Awaiting Africa: A Quick Look at What Awaits Me in 2020 - Part One: Ethiopia
Next year I’m going back to Africa. This time on the mainland, spending most of my time in East Africa and what is collectively known as the “Horn of Africa”. I’m fascinated by the variety of cultures and wildlife that the continent hosts, and I’ve been eager to see as much of it as possible. I’ll be starting my journey in Ethiopia: a country that always seems to trigger images of famine and extreme poverty -- likely due to the events between 1983 and 1985. It was so widespread across the media, that a charity supergroup was formed and a dual-venue musical event was executed by Boomtown Rats singer Bob Geldof in ‘85. The country has come a long way since then, and could actually be considered to be thriving; with it’s flourishing, but only burgeoning, tourism industry.
I’m beginning where most people do, in the capital city of Addis Ababa (Addis, as it sounds, and ABBA -- like the band -- with an extra “ba” on the end). I’m arriving in the early morning of February 20th, and plan to use that day to recuperate and get my bearings. The next day, I have a half day city tour booked, again, to help me get used to the area. Next, I’m doing my first day trip from Addis to Debre Libanos, a 13th-century monastery southwest of the capital city. It’s a two-hour drive through the Entoto Hills which I’m sure will make the drive much more tolerable. Lunch will be served on the Jemma River Gorge, which I’m told is a Mecca for endemic birds and the gelada baboon. I’m very afraid of baboons and their freaky little vampire teeth but am excited nonetheless. Another highlight is the Ras Darge Bridge, which was built in the 1890s. The following day, I don’t have anything set in stone, but I’m looking at potentially checking out the Menagesha Suba Forest, which just so happens to be the oldest forest in all of Africa.
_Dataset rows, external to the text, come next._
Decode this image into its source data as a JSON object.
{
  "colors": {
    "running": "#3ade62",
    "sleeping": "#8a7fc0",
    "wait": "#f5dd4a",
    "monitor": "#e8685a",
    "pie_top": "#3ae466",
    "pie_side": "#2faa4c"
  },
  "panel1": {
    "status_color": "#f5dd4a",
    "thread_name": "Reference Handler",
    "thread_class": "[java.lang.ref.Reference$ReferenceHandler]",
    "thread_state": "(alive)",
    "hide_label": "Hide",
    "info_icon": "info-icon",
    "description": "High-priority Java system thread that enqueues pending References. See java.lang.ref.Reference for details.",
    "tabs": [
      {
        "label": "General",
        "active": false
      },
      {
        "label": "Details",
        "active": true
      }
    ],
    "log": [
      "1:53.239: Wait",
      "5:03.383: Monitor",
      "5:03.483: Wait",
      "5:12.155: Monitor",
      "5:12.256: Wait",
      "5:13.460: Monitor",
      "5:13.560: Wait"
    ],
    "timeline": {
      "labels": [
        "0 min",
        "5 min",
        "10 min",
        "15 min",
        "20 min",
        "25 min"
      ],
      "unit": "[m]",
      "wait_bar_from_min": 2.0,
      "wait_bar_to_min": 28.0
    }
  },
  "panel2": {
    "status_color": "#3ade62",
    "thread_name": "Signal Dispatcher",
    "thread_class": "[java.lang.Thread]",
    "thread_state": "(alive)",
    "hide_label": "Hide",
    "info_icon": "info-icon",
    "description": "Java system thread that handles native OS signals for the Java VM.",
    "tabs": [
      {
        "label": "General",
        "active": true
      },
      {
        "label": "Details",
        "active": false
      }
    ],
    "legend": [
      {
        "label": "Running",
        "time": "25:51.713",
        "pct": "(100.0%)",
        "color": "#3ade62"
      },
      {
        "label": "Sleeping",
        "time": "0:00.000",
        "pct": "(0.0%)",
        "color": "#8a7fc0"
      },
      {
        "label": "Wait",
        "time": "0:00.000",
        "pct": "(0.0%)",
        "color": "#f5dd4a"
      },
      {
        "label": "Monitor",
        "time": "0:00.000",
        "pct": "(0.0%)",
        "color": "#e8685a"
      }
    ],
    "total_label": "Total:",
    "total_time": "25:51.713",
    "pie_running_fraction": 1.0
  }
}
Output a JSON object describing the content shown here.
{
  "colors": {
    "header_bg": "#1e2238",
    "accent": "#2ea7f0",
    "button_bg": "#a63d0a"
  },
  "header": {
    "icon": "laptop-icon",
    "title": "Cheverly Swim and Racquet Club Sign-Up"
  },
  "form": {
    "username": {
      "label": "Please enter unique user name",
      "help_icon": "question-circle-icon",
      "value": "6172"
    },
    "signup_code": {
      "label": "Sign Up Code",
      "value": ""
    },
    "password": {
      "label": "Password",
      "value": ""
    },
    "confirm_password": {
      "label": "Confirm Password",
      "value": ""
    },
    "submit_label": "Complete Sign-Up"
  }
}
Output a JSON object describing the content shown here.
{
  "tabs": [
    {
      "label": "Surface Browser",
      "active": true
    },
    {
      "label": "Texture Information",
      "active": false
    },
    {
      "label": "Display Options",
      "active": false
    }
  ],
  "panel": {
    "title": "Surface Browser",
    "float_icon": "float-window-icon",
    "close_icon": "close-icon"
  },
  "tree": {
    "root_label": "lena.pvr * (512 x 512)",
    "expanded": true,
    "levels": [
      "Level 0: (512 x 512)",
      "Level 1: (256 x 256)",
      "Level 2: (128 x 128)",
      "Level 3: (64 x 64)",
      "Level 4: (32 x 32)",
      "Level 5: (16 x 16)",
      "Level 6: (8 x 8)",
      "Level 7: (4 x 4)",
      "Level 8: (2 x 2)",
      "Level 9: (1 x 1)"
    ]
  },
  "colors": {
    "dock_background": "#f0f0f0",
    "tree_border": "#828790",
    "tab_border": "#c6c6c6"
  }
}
In the morning, I’m heading back to the airport to catch a flight to Lalibela -- a medieval and holy Ethiopian town. Upon arrival, I’ll be shuttling to my lodge and once again catching my breath. The main point of my excursion to Lalibela is to see the famous UNESCO rock-hewn churches. From the UNESCO website:
Their building is attributed to King Lalibela who set out to construct in the 12th century a ‘New Jerusalem’, after Muslim conquests halted Christian pilgrimages to the holy Land. Lalibela flourished after the decline of the Aksum Empire.
They’re incredibly intricate and have truly stood the test of time. That night, I’ll be having dinner at what is surely one of the most aesthetically unique restaurants anywhere: Ben Abeba.
The next couple of days will be mostly transit. The part of the tour I’m admittedly most nervous about is my two-night trek into the Danakil Depression. This may seem incredibly vain, but, you see, I have extraordinarily thin hair (made thinner by PCOS), and because of that, it gets oily very, very easily. For this reason, I do not like camping. I feel gross and… my normally light hair feels heavy and unclean. Dry shampoo does not work for me either. I also do not like extreme heat. And I pee all the time. So for those three reasons alone, you may think I’m an absolute idiot for wanting to go on a camping expedition, that has no toilets, to the hottest place on earth. Yes. You read that right. The single hottest place on the face of the planet, in terms of year-round temperatures. I will definitely get a migraine, and I will definitely be a disgusting sweaty mess, but I will also likely never have the chance to see the alien landscape of Dallol (I suggest another quick Google search) and the glowing red lava of Erta Ale again. I can suffer for two nights, right? Famous last words, yes, I know. I’m predicting that the overnight at Erta Ale, a continuously active basaltic shield volcano, will be the toughest. The hike will take place at night, as the temperatures during the day are too high. There are mixed reviews detailing how strenuous the actual hike is, but what I’m more concerned about is the actual camping. It’s a dirty area littered with old water bottles and just… general uncleanliness. There are no tents, just mattresses and sleeping bags. I should also mention that due to the area’s proximity to the Eritrean border, it is required that every tour have several militia members on the trip with them. It’s very sad that this is at the bottom of my priorities list when it comes to worrying.
Assuming I survive that little outing, I’ll be flying back to Addis Ababa to spend the night and shower for as long as possible without draining a former drought-ridden country’s water supply. Apologies in advance to whoever may sit next to me on the plane.
The following morning I’m catching another flight, this time heading to the south end of the country. My destination: Arba Minch. I’m going to be spending four nights at a lodge which works with NGOs to help improve the living standards of the local community. I’ll spend the following days recuperating while visiting and helping out local families, visiting schools, learning to weave, and doing some hiking and boating. After my few days are up, I’ll say goodbye to Ethiopia and hello to Uganda!